We do everything we can to prevent issues like RAID failure from becoming an actuality. RAID failure is the most feared situation in any hosting environment. We checked the array status, we checked the hardware backing the I/O cache, we checked the physical disks - all of this just minutes prior to the scheduled reboot. In fact, RAID arrays on all of our systems are checked every 5-10 minutes and drive replacement occurs within 24-72 hours of failure, caching is disabled immediately if battery backups or CacheVault systems fail, etc.

Recovery from backups is rarely a quick or easy operation in a shared hosting environment, and we are exceptionally relieved with the outcome in this regard especially as it relates to data integrity. We regret the oversight made during the first recovery attempt, and this is where we will be making changes to our own internal processes. Generally we reference other active systems and an overall recovery guideline - we keep configurations similar between our shared hosting environments where possible - but this was half of the equation which led to the selection of the wrong drive during the recovery process in this case. We will now be retaining separate recovery plans for each individual system rather than a blanket set of guidelines. We do not want to make worst case scenarios worse, and this will ensure such complications do not occur again.

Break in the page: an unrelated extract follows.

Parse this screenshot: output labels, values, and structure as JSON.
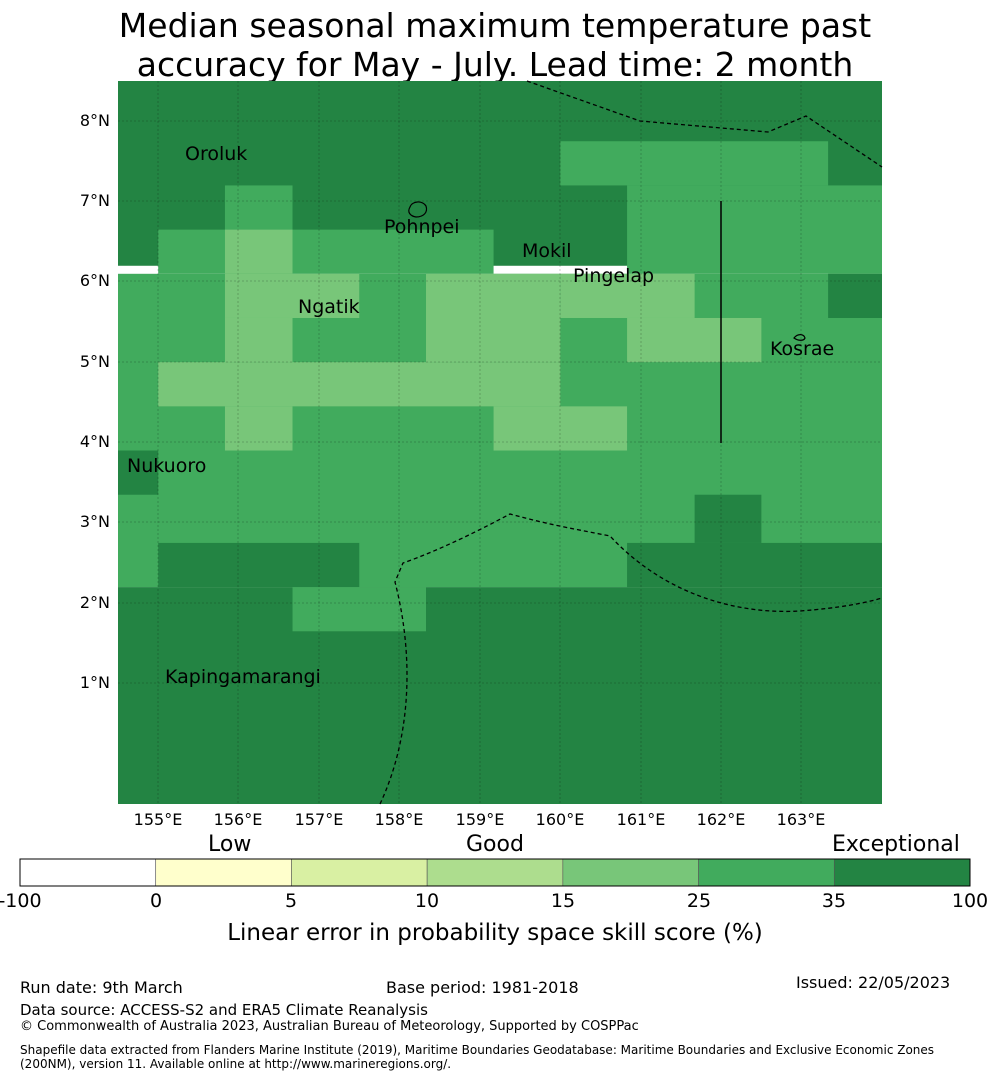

As with any major downtime, lessons are learned and will now always influence our future preparations and actions. This was easily the worst disaster we've had to manage in our history in web hosting as GeekStorage, and the second worst in my personal experience of nearly 20 years. Our disaster recovery plans were tested heavily throughout the past few days, and although a mistake was made preventing a more timely return to service, minimal loss of data and configurations occurred and for that we are very thankful to have planned sufficiently.

We're also now working on sourcing more coffee.

Thank you:

We know stress is constant during an outage and at most times concrete answers are unavailable which all means everyone is angry or frustrated or both. We want to thank everyone on the Saturn server for being extremely understanding and patient throughout the outage and recovery effort. 

We understand outages such as this, compounded also by the network outage earlier this month, can shake your faith in us as your hosting provider, and the same for your business and customers. We hope the above helps to provide an understanding of what happened and how such problems will be prevented to the utmost degree possible in the future, and this information can be passed on to your clients to hopefully alleive their concerns going forward, as well.